I do not however, concur with the majority in respect to the issue of allegations of misconduct by the union.
I was persuaded that the tactics employed by Mr. Hefferton to solicit signing of union cards from Mr. Doherty was something less than forthright and could not be categorized as aggressive salesmanship.
Mr. Hefferton's offer of a trip to Canada's Wonderland to Mr. Dehnicke if he would sign a union card is also in my view highly suspect of the methods used in recruiting employees to sign union cards.
Mr. Hefferton's approach to Dennis Dumonte on January 31, 1989 left Dumonte with the impression that signing of a union card was a step in the direction of getting a vote i.e. to express his feeling through a secret ballot.
Mr. Stevens said to Mr. Doherty on March 10, 1989 to keep his mouth shut or he would get a slap in the side of the head. Albeit this encounter took place after Mr. Doherty saw Stevens riding on the back of a lift truck. I am not convinced that his actions were not an extension of his intimidating method of organizing.
The incident of Hines in Dexter's office demanding to see the petition Dexter's refusal to show the petition to him unless he was willing to sign. Hines stated he and Dexter would need a lawyer because he was going to be taken to court.
Following the encounter with Hines - Hefferton came into Dexter's office and tried to see the petition. He was advised of Dexter's conversation with the Registrar - Hefferton repeated the threat made by Hines to Dexter that he was going to need a lawyer.

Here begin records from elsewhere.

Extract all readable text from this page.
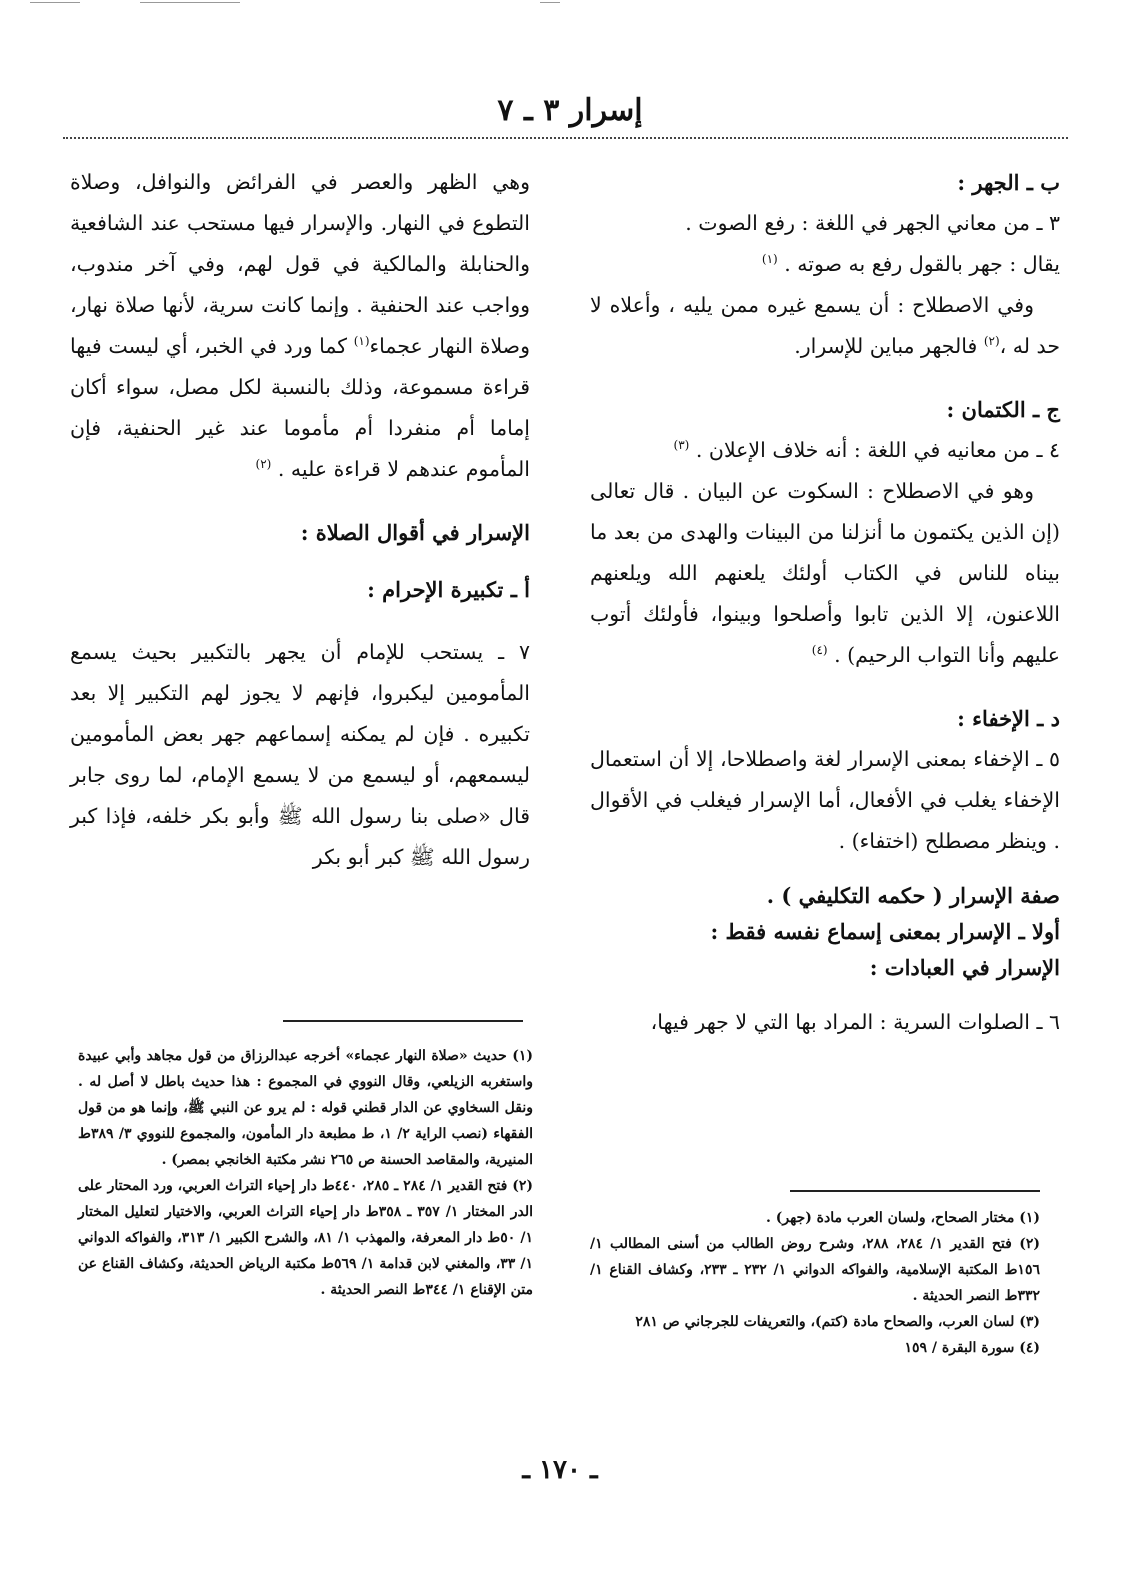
إسرار ٣ ـ ٧

ب ـ الجهر :

٣ ـ من معاني الجهر في اللغة : رفع الصوت .

يقال : جهر بالقول رفع به صوته . $^{(١)}$

وفي الاصطلاح : أن يسمع غيره ممن يليه ، وأعلاه لا حد له ،$^{(٢)}$ فالجهر مباين للإسرار.

ج ـ الكتمان :

٤ ـ من معانيه في اللغة : أنه خلاف الإعلان . $^{(٣)}$

وهو في الاصطلاح : السكوت عن البيان . قال تعالى (إن الذين يكتمون ما أنزلنا من البينات والهدى من بعد ما بيناه للناس في الكتاب أولئك يلعنهم الله ويلعنهم اللاعنون، إلا الذين تابوا وأصلحوا وبينوا، فأولئك أتوب عليهم وأنا التواب الرحيم) . $^{(٤)}$

د ـ الإخفاء :

٥ ـ الإخفاء بمعنى الإسرار لغة واصطلاحا، إلا أن استعمال الإخفاء يغلب في الأفعال، أما الإسرار فيغلب في الأقوال . وينظر مصطلح (اختفاء) .

صفة الإسرار ( حكمه التكليفي ) .

أولا ـ الإسرار بمعنى إسماع نفسه فقط :

الإسرار في العبادات :

٦ ـ الصلوات السرية : المراد بها التي لا جهر فيها،

وهي الظهر والعصر في الفرائض والنوافل، وصلاة التطوع في النهار. والإسرار فيها مستحب عند الشافعية والحنابلة والمالكية في قول لهم، وفي آخر مندوب، وواجب عند الحنفية . وإنما كانت سرية، لأنها صلاة نهار، وصلاة النهار عجماء$^{(١)}$ كما ورد في الخبر، أي ليست فيها قراءة مسموعة، وذلك بالنسبة لكل مصل، سواء أكان إماما أم منفردا أم مأموما عند غير الحنفية، فإن المأموم عندهم لا قراءة عليه . $^{(٢)}$

الإسرار في أقوال الصلاة :

أ ـ تكبيرة الإحرام :

٧ ـ يستحب للإمام أن يجهر بالتكبير بحيث يسمع المأمومين ليكبروا، فإنهم لا يجوز لهم التكبير إلا بعد تكبيره . فإن لم يمكنه إسماعهم جهر بعض المأمومين ليسمعهم، أو ليسمع من لا يسمع الإمام، لما روى جابر قال «صلى بنا رسول الله ﷺ وأبو بكر خلفه، فإذا كبر رسول الله ﷺ كبر أبو بكر

(١) مختار الصحاح، ولسان العرب مادة (جهر) .

(٢) فتح القدير ١/ ٢٨٤، ٢٨٨، وشرح روض الطالب من أسنى المطالب ١/ ١٥٦ط المكتبة الإسلامية، والفواكه الدواني ١/ ٢٣٢ ـ ٢٣٣، وكشاف القناع ١/ ٣٣٢ط النصر الحديثة .

(٣) لسان العرب، والصحاح مادة (كتم)، والتعريفات للجرجاني ص ٢٨١

(٤) سورة البقرة / ١٥٩

(١) حديث «صلاة النهار عجماء» أخرجه عبدالرزاق من قول مجاهد وأبي عبيدة واستغربه الزيلعي، وقال النووي في المجموع : هذا حديث باطل لا أصل له . ونقل السخاوي عن الدار قطني قوله : لم يرو عن النبي ﷺ، وإنما هو من قول الفقهاء (نصب الراية ٢/ ١، ط مطبعة دار المأمون، والمجموع للنووي ٣/ ٣٨٩ط المنيرية، والمقاصد الحسنة ص ٢٦٥ نشر مكتبة الخانجي بمصر) .

(٢) فتح القدير ١/ ٢٨٤ ـ ٢٨٥، ٤٤٠ط دار إحياء التراث العربي، ورد المحتار على الدر المختار ١/ ٣٥٧ ـ ٣٥٨ط دار إحياء التراث العربي، والاختيار لتعليل المختار ١/ ٥٠ط دار المعرفة، والمهذب ١/ ٨١، والشرح الكبير ١/ ٣١٣، والفواكه الدواني ١/ ٣٣، والمغني لابن قدامة ١/ ٥٦٩ط مكتبة الرياض الحديثة، وكشاف القناع عن متن الإقناع ١/ ٣٤٤ط النصر الحديثة .

ـ ١٧٠ ـ
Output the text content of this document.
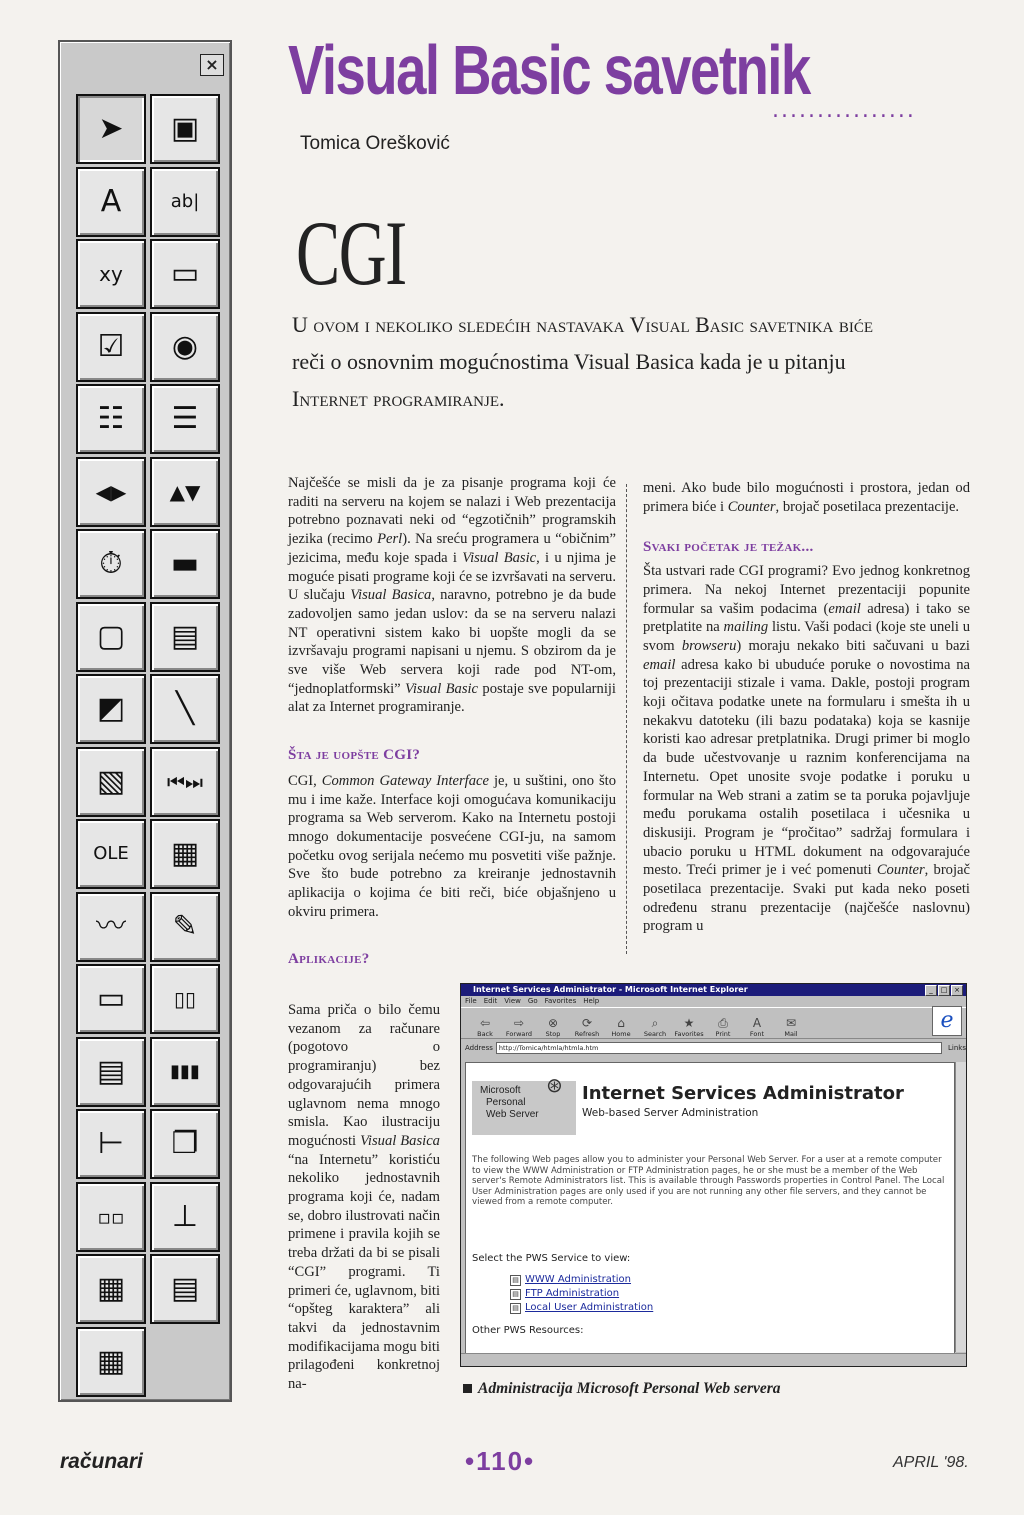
×
➤ ▣
A	ab|
xy ▭
☑ ◉
☷ ☰
◀▶ ▲▼
⏱ ▬
▢ ▤
◩ ╲
▧ ⏮⏭
OLE ▦
〰 ✎
▭ ▯▯
▤ ▮▮▮
⊢ ❐
▫▫ ⊥
▦ ▤
▦
Visual Basic savetnik
................
Tomica Orešković
CGI
U ovom i nekoliko sledećih nastavaka Visual Basic savetnika biće
reči o osnovnim mogućnostima Visual Basica kada je u pitanju
Internet programiranje.

Najčešće se misli da je za pisanje programa koji će raditi na serveru na kojem se nalazi i Web prezentacija potrebno poznavati neki od “egzotičnih” programskih jezika (recimo Perl). Na sreću programera u “običnim” jezicima, među koje spada i Visual Basic, i u njima je moguće pisati programe koji će se izvršavati na serveru. U slučaju Visual Basica, naravno, potrebno je da bude zadovoljen samo jedan uslov: da se na serveru nalazi NT operativni sistem kako bi uopšte mogli da se izvršavaju programi napisani u njemu. S obzirom da je sve više Web servera koji rade pod NT-om, “jednoplatformski” Visual Basic postaje sve popularniji alat za Internet programiranje.

Šta je uopšte CGI?

CGI, Common Gateway Interface je, u suštini, ono što mu i ime kaže. Interface koji omogućava komunikaciju programa sa Web serverom. Kako na Internetu postoji mnogo dokumentacije posvećene CGI-ju, na samom početku ovog serijala nećemo mu posvetiti više pažnje. Sve što bude potrebno za kreiranje jednostavnih aplikacija o kojima će biti reči, biće objašnjeno u okviru primera.

Aplikacije?

Sama priča o bilo čemu vezanom za računare (pogotovo o programiranju) bez odgovarajućih primera uglavnom nema mnogo smisla. Kao ilustraciju mogućnosti Visual Basica “na Internetu” koristiću nekoliko jednostavnih programa koji će, nadam se, dobro ilustrovati način primene i pravila kojih se treba držati da bi se pisali “CGI” programi. Ti primeri će, uglavnom, biti “opšteg karaktera” ali takvi da jednostavnim modifikacijama mogu biti prilagođeni konkretnoj na-

meni. Ako bude bilo mogućnosti i prostora, jedan od primera biće i Counter, brojač posetilaca prezentacije.

Svaki početak je težak...

Šta ustvari rade CGI programi? Evo jednog konkretnog primera. Na nekoj Internet prezentaciji popunite formular sa vašim podacima (email adresa) i tako se pretplatite na mailing listu. Vaši podaci (koje ste uneli u svom browseru) moraju nekako biti sačuvani u bazi email adresa kako bi ubuduće poruke o novostima na toj prezentaciji stizale i vama. Dakle, postoji program koji očitava podatke unete na formularu i smešta ih u nekakvu datoteku (ili bazu podataka) koja se kasnije koristi kao adresar pretplatnika. Drugi primer bi moglo da bude učestvovanje u raznim konferencijama na Internetu. Opet unosite svoje podatke i poruku u formular na Web strani a zatim se ta poruka pojavljuje među porukama ostalih posetilaca i učesnika u diskusiji. Program je “pročitao” sadržaj formulara i ubacio poruku u HTML dokument na odgovarajuće mesto. Treći primer je i već pomenuti Counter, brojač posetilaca prezentacije. Svaki put kada neko poseti određenu stranu prezentacije (najčešće naslovnu) program u

Internet Services Administrator - Microsoft Internet Explorer	_	□ ×
File Edit View Go Favorites Help
⇦
Back
⇨
Forward
⊗
Stop
⟳
Refresh
⌂
Home
⌕
Search
★
Favorites
⎙
Print
A
Font
✉
Mail
e
Address http://Tomica/htmla/htmla.htm	Links
Microsoft
Personal
Web Server
⊛ Internet Services Administrator
Web-based Server Administration
The following Web pages allow you to administer your Personal Web Server. For a user at a remote computer to view the WWW Administration or FTP Administration pages, he or she must be a member of the Web server's Remote Administrators list. This is available through Passwords properties in Control Panel. The Local User Administration pages are only used if you are not running any other file servers, and they cannot be viewed from a remote computer.
Select the PWS Service to view:
▤ WWW Administration
▤ FTP Administration
▤ Local User Administration
Other PWS Resources:
Administracija Microsoft Personal Web servera
računari	•110•	APRIL '98.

Sam Laccose another member of the organizing committee visited Dexter's office that day as well. He through devious means persuaded Dexter to show him the petition. Laccose examined the signature of the petition before leaving. Mr. Dexter says shortly thereafter, petition signers told him they were being threatened and also told they would be summons to court.
Mr. Dexter collected signatures on his petition on February 10, 1989. He testified that he decided not to solicit more signatures after being informed that those who had signed were being harassed by union supporters. Although Dexter brought the petition in to work the following Monday and had two more employees signed one who in turn returned to take his name off a few minutes after the signing.
It appears evident to me from these proceedings that the union organizers were most forceful in their endeavours to bring the union into the plant, forceful to the point that they would deny to those in opposition to the union the same democratic rights of expression that they themselves as supporters of the union wished to exercise.
It further appears to me that the actions of the union organizers transgressed the rights of employees to respond to their union organization campaign.
In conclusion I would have directed a vote in accordance with section 7(2) of the Act. This would allow the employees concerned to secret register their expression for or against the union - something they have been prevented from doing through the actions of the in plant union organizers.